8Ce rêve rousseauiste contient trois éléments principaux qui se complètent et constituent ensemble une vision unique qui englobe tout : la similarité, la simultanéité et la totalité – des citoyens et de leurs facultés. Le but est de transmettre la même information au même moment à tous les citoyens sans exception, d’une façon qui fasse participer tous leurs sens. Selon Saint-Étienne, le moyen adéquat pour réaliser ce rêve est de créer un ensemble de fêtes civiques capables de surmonter les limites du temps et de l’espace et de toucher toute la population. Comment y arriver ? Au moyen de la duplication de la même fête, et de sa célébration identique, au même moment, dans toutes les communes de France. Grâce à la musique, aux discours, à la danse et aux images, les participants sont « absorbés » par l’événement et pénétrés du message révolutionnaire.
9Relevant cet accent sur la simultanéité et la similarité à des fins éducatives, le théoricien Benedict Anderson définit la nation comme une communauté imaginée7. Selon Anderson, la nation est une large communauté dont les membres ne se connaissent pas les uns les autres et croient pourtant partager les mêmes souvenirs et les mêmes sentiments sur leur groupe. La simultanéité, et la similarité des événements concernant tous les individus leur permettent de se penser comme une communauté. On peut appliquer ce que dit Anderson à propos de la cérémonie de la lecture matinale du journal à tous les rites et plus particulièrement aux rites diffusés à la télévision : « Cette cérémonie a lieu en privé, en silence, au fond du crâne. Pourtant chaque participant est conscient que la cérémonie qu’il accomplit est reproduite simultanément par des milliers (ou des millions) d’autres personnes dont il connaît l’existence, mais de l’identité desquelles il n’a pas la moindre idée8. » Les événements dont les journaux et les autres moyens de communication parlent contribuent à la création de la communauté nationale imaginée, les événements qui concernent la communauté sont appelés « nos » événements, alors que les autres événements apparaissent sous la rubrique « nouvelles étrangères ». Même si les médias font état d’une controverse, cette dernière aide à délimiter les contours de la communauté, parce que ceux qui sont à l’extérieur de cette communauté ne s’intéresseront pas au débat.
10Le rêve révolutionnaire était bien sûr impossible à réaliser, mais il continua à inspirer les fêtes républicaines tout au long du xixe et du xxe siècles9. La motivation pédagogique des Républicains était à la base de leurs efforts pour créer un ensemble de fêtes qui complète l’éducation formelle de l’école.
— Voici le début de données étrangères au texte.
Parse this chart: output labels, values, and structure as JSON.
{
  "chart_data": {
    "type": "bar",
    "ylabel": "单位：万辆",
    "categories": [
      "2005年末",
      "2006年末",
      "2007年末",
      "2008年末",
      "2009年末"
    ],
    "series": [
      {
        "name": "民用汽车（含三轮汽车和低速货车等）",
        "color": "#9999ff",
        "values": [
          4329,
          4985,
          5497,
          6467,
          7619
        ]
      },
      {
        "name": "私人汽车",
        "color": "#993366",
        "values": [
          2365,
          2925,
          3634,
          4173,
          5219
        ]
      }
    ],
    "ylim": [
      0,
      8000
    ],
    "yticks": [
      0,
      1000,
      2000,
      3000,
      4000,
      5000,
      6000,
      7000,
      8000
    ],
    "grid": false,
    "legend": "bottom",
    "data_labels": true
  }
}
Parmi ces fêtes, les funérailles nationales occupent une place particulière. C’est le seul rite qui soit à la fois un rite de passage et une fête civique – un événement courant sous la monarchie, où les naissances royales et les mariages avaient une signification politique et étaient célébrés publiquement avec faste. Ce n’est pas le cas en République, où la personnalité du dirigeant n’a théoriquement pas d’importance et où seule la souveraineté du peuple compte. La célébration d’une personne particulière dans le contexte républicain ne peut avoir lieu qu’après sa mort. C’est la dualité de la cérémonie – une fête civique et un rite de passage – qui lui confère une puissance durable : d’une part, la même forme d’enterrement, avec une atmosphère chargée d’émotions ; d’autre part, un contenu civique qui change, selon la personnalité du défunt et sa biographie. Comme dans tout rite de passage, il y a dans les obsèques nationales trois phases principales, par lesquelles le sujet de l’événement – dans notre cas la personne décédée – doit passer : la rupture avec la condition précédente ; la transition, durant laquelle le sujet est pris entre deux conditions ; l’incorporation dans la nouvelle condition. Dans le cas des funérailles nationales, il y a un autre passage, du domaine privé au domaine public, où ont lieu les trois étapes de l’événement : premièrement, l’exposition du corps ; deuxièmement, la procession funéraire dans les rues, sous les regards de la foule ; troisièmement, l’inhumation du corps dans un cimetière ou un monument.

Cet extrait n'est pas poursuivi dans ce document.